Para mí también es importante volver para descubrir cuáles son los nuevos desafíos de esa gente, cómo han cambiado las cosas, qué más se puede hacer por esas personas…
Es cierto que trabajar para Getty te obliga a darle un enfoque de noticia de actualidad. Pero al cabo de un año me surgió la oportunidad de volver, así que hablé con mis editores y les dije que estaba realmente interesado en regresar a Pakistán porque era una historia muy importante para el país, que había quedado gravemente afectado.
Además, a nivel personal había fotografiado a mucha gente en situaciones peligrosas por culpa de las inundaciones, gente a la que de no haber sido por aquello, no habría conocido nunca. Quería descubrir quiénes eran, saber qué había sido de ellos. Porque a través de mis fotos se les había visto en todo el mundo y sentía que era mi obligación como periodista averiguar lo máximo de ellos.
Así que cogí las fotografías que había hecho el año anterior y recorrí los mismos lugares para encontrarles, saber dónde estaban ahora, qué les había ocurrido durante ese tiempo, por qué dificultades habían tenido que pasar.
También cubriste la devastación desencadenada por el tsunami de Japón. ¿Es muy diferente trabajar en una situación de crisis humanitaria en un país desarrollado?
¿Sabes qué es lo más increíble? Que cuando se da una crisis humanitaria de estas magnitudes poco importa si se trata de un país desarrollado o no. La devastación en Japón fue enorme, hubo poblados y comunidades que quedaron completamente barridas por las riadas. Al norte, la ciudad de Rikuzentakata fue completamente arrasada. Un año después, conduciendo por la zona, el navegador del coche indicaba que estabas allí, pero mirases donde mirases todo había quedado absolutamente plano: no quedaba nada.

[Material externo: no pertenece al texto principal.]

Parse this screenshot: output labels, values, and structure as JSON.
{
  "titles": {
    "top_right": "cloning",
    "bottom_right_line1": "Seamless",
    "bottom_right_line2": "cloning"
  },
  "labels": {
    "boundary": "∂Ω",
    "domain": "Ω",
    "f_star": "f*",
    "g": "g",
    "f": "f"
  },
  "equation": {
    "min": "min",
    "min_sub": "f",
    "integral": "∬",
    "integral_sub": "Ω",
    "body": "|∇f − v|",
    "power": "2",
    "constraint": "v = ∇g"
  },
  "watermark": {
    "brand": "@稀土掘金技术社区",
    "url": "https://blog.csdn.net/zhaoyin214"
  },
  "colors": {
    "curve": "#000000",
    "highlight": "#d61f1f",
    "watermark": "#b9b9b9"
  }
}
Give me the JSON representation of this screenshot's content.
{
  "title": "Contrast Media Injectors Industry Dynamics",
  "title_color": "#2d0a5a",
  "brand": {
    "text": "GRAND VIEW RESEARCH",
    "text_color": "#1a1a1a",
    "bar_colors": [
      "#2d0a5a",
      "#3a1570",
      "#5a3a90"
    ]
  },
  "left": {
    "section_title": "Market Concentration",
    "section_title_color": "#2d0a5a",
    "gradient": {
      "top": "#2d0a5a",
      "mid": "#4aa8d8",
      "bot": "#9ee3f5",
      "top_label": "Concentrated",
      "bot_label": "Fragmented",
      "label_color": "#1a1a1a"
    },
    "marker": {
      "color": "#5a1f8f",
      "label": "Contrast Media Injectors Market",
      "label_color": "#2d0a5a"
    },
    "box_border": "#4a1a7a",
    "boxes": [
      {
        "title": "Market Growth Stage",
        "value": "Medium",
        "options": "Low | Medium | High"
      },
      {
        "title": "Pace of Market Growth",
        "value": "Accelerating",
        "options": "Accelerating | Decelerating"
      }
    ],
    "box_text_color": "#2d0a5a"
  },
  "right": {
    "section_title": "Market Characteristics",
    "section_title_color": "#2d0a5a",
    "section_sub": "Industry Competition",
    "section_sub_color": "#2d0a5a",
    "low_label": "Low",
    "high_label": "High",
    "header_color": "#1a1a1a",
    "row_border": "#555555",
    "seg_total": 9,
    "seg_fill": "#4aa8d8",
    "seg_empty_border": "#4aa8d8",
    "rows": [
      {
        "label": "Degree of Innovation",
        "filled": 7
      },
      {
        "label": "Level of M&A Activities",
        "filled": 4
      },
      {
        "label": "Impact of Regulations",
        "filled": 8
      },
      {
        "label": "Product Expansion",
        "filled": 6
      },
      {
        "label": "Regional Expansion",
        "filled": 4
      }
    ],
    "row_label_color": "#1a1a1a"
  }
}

Creo que en las zonas más desarrolladas hay una red de ayuda algo más eficiente, pero en momentos así todo queda paralizado. Aunque se trataba de un país desarrollado como Japón, no solo fueron los destrozos que causó el tsunami: también estaba el riesgo de la radiación nuclear. El gobierno tenía ayudar a los afectados, pero también hacer frente al problema del reactor y su impacto sobre la comunidad que vivía en la zona.
Aunque haya mejores infraestructuras, cuando las cosas se ponen tan feas es igual de terrible.